Mais l'autre, pris d'une colère subite, lâcha la vérité.
«Est-ce que c'est possible!... Ce diable d'homme vous fâche avec tout le monde. Quand on est de sa bande, on a une affiche dans le dos.» Il se calma, soupirant, regardant du côté de l'Arc de Triomphe, dont le bloc de pierre grisâtre émergeait de la nappe verte des Champs-Élysées. Il reprit doucement:
«Que voulez-vous? moi, je suis d'une fidélité bête.» Le colonel, depuis un instant, se tenait debout derrière ces messieurs.

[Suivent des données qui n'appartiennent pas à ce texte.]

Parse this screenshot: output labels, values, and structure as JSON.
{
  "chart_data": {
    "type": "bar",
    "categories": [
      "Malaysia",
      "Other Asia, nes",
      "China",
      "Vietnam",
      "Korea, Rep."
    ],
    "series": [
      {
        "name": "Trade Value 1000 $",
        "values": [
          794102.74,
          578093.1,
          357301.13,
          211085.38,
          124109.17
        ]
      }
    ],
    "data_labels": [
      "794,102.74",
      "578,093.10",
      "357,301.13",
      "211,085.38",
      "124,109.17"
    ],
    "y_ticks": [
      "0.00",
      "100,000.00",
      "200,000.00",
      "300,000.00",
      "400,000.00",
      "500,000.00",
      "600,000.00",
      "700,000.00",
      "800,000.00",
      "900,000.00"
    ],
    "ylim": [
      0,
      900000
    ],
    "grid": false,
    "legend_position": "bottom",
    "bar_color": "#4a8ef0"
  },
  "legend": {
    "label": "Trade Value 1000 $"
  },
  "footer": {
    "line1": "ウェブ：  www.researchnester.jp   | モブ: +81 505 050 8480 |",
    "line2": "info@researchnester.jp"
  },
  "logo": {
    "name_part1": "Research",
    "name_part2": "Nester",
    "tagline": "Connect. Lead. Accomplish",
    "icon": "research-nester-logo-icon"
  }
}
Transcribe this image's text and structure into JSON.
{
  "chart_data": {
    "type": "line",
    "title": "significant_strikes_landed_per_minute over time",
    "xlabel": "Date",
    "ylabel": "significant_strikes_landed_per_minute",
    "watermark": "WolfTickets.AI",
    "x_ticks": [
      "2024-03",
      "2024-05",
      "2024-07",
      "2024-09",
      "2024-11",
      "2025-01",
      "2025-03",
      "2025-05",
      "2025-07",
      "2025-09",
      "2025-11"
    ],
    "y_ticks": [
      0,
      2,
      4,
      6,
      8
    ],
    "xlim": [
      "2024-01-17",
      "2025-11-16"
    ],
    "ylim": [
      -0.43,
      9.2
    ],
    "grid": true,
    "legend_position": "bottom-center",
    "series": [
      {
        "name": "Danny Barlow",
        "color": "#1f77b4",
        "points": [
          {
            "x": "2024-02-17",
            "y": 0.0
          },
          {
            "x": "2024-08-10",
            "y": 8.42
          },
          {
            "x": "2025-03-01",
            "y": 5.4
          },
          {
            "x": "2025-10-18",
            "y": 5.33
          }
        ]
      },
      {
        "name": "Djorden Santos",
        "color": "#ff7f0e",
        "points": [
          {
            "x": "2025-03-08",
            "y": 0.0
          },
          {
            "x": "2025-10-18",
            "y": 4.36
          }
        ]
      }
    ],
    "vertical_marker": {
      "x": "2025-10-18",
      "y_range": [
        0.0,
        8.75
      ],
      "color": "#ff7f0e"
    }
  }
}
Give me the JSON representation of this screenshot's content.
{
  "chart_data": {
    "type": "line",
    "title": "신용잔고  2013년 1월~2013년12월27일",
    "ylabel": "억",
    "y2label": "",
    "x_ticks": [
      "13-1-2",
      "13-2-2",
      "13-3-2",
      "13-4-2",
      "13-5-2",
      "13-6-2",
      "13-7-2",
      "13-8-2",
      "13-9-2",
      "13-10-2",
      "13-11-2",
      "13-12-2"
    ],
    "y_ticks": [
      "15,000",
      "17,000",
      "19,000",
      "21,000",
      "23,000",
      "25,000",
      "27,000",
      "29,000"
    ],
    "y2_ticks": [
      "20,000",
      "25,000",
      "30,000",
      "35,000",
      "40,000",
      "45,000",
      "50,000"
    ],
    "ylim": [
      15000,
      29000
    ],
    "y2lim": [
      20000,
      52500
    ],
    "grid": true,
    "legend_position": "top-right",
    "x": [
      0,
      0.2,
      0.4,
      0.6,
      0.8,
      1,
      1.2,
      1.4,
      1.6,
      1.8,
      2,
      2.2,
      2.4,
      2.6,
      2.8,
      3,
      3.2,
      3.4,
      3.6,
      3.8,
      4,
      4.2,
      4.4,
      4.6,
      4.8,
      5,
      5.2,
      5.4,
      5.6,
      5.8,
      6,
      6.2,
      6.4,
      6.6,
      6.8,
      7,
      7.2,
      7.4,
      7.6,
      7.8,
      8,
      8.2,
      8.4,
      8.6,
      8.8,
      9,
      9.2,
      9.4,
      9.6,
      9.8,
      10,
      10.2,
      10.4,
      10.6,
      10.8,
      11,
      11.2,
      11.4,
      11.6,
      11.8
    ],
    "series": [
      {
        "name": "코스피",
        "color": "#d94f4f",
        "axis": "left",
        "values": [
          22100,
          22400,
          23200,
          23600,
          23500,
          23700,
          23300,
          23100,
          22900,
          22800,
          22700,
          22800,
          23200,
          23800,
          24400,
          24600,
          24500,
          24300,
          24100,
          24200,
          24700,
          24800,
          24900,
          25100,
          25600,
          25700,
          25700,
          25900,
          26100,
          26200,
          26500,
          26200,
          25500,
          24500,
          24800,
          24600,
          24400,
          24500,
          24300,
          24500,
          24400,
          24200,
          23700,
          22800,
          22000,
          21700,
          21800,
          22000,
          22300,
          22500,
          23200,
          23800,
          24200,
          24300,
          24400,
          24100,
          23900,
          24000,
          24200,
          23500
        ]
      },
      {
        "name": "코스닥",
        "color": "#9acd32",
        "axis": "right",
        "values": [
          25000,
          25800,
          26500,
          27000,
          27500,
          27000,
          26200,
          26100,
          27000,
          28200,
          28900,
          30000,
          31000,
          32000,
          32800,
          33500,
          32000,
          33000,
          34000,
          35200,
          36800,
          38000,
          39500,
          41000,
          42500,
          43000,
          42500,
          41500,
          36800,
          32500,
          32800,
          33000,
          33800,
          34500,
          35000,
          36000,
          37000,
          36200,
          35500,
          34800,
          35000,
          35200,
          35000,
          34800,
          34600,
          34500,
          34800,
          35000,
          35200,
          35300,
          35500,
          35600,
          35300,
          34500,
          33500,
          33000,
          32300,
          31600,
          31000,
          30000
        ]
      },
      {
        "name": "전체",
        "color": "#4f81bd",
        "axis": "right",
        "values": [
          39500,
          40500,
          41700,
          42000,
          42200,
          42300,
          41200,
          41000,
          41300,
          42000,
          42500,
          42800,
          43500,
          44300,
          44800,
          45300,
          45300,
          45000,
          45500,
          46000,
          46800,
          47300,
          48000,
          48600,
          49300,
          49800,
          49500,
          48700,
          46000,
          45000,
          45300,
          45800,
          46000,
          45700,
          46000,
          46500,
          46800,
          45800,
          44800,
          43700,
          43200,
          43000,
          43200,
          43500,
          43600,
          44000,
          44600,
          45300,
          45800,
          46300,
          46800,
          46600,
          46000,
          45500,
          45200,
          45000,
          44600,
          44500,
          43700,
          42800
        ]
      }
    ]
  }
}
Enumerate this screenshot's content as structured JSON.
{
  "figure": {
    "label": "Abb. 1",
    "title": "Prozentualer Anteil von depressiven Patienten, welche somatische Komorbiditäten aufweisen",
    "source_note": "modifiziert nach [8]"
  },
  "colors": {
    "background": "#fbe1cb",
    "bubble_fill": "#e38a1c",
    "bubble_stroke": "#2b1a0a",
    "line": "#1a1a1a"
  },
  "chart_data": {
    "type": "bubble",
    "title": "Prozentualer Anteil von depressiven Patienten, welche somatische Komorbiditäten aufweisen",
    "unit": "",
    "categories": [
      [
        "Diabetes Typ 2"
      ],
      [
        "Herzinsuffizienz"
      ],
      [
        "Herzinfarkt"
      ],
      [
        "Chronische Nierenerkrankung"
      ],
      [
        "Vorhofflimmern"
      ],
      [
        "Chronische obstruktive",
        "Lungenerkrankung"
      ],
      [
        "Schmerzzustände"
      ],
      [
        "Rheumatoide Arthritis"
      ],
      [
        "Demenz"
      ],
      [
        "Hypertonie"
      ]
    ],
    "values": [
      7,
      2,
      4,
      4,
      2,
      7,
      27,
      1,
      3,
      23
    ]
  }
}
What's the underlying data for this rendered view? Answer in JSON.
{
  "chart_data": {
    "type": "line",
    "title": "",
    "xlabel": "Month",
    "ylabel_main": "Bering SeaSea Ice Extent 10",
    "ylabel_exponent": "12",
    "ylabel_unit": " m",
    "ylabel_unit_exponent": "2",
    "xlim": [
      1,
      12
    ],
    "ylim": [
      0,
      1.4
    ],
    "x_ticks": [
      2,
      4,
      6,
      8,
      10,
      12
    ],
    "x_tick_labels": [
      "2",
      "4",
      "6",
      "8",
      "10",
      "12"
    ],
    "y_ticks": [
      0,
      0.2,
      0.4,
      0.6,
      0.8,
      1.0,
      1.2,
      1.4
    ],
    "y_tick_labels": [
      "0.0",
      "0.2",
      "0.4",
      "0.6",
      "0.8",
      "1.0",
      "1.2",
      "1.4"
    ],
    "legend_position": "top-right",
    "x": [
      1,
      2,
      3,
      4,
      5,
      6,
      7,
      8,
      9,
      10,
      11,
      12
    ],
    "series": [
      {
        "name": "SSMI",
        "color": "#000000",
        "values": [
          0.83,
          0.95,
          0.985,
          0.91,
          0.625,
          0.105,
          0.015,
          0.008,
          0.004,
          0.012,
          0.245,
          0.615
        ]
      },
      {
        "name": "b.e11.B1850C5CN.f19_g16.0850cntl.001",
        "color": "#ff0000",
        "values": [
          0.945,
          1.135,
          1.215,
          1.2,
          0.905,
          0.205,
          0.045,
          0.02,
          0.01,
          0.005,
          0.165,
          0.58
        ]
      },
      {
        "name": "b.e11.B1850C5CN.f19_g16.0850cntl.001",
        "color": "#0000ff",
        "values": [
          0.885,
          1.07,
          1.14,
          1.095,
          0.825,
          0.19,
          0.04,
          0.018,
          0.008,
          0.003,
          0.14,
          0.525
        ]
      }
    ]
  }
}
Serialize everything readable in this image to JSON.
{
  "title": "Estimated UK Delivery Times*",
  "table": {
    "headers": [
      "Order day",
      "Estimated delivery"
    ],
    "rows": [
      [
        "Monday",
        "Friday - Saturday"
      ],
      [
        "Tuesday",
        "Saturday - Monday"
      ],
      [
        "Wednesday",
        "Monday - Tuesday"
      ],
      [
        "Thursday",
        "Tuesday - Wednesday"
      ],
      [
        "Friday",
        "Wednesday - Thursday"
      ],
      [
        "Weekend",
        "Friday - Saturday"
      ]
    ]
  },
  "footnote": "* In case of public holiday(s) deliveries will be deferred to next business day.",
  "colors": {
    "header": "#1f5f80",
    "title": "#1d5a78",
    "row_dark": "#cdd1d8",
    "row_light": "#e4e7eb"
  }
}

«La fidélité est le chemin de l'honneur», dit-il de sa voix militaire.
Du Poizat et M. Kahn s'écartèrent pour faire place au colonel, qui continua:
«Rougon contracte aujourd'hui une dette envers nous. Rougon ne s'appartient plus.» Ce mot eut un succès énorme. Non, certes, Rougon ne s'appartenait plus. Et il fallait le lui dire nettement, pour qu'il comprît ses devoirs. Tous trois baissèrent la voix, complotant, se distribuant des espérances. Parfois, ils se retournaient, ils jetaient un coup d'œil dans la vaste pièce, pour voir si quelque ami n'accaparait pas trop longtemps le grand homme.
Maintenant, le grand homme ramassait les dossiers, tout en continuant de causer avec Mme Bouchard.
Cependant, dans le coin où ils étaient restés silencieux et gênés jusque-là, les Charbonnel se disputaient. A deux reprises, ils avaient tenté de s'emparer de Rougon, qui s'était laissé enlever par le colonel et la jeune femme. M. Charbonnel finit par pousser Mme Charbonnel vers lui.
«Ce matin, balbutia-t-elle, nous avons reçu une lettre de votre mère...» Il ne la laissa pas achever. Il emmena lui-même les Charbonnel dans l'embrasure de droite, lâchant une fois encore les dossiers, sans trop d'impatience.
«Nous avons reçu une lettre de votre mère», répéta Mme Charbonnel.
Et elle allait lire la lettre, lorsqu'il la lui prit pour la parcourir d'un regard. Les Charbonnel, anciens marchands d'huile de Plassans, étaient les protégés de Mme Félicité, comme on nommait dans sa petite ville la mère de Rougon. Elle les lui avait adressés à l'occasion d'une requête qu'ils présentaient au conseil d'État.
Un de leurs petits-cousins, un sieur Chevassu, avoué à Faverolles, le chef-lieu d'un département voisin, était mort en laissant une fortune de cinq cent mille francs aux sœurs de la Sainte-Famille. Les Charbonnel, qui n'avaient jamais compté sur l'héritage, devenus brusquement héritiers par la mort d'un frère du défunt, crièrent alors à la captation; et comme la communauté demandait au conseil d'État d'être autorisée à accepter le legs, ils quittèrent leur vieille demeure de Plassans, ils accoururent à Paris se loger rue Jacob, hôtel du Périgord, pour suivre leur affaire de près. Et l'affaire traînait depuis six mois.
«Nous sommes bien tristes, soupirait Mme Charbonnel, pendant que Rougon lisait la lettre. Moi, je ne voulais pas entendre parler de ce procès, mais M. Charbonnel répétait qu'avec vous c'était tout argent gagné, que vous n'aviez qu'un mot à dire pour nous mettre les cinq cent mille francs dans la poche.... N'est-ce pas, monsieur Charbonnel?» L'ancien marchand d'huile branla désespérément la tête.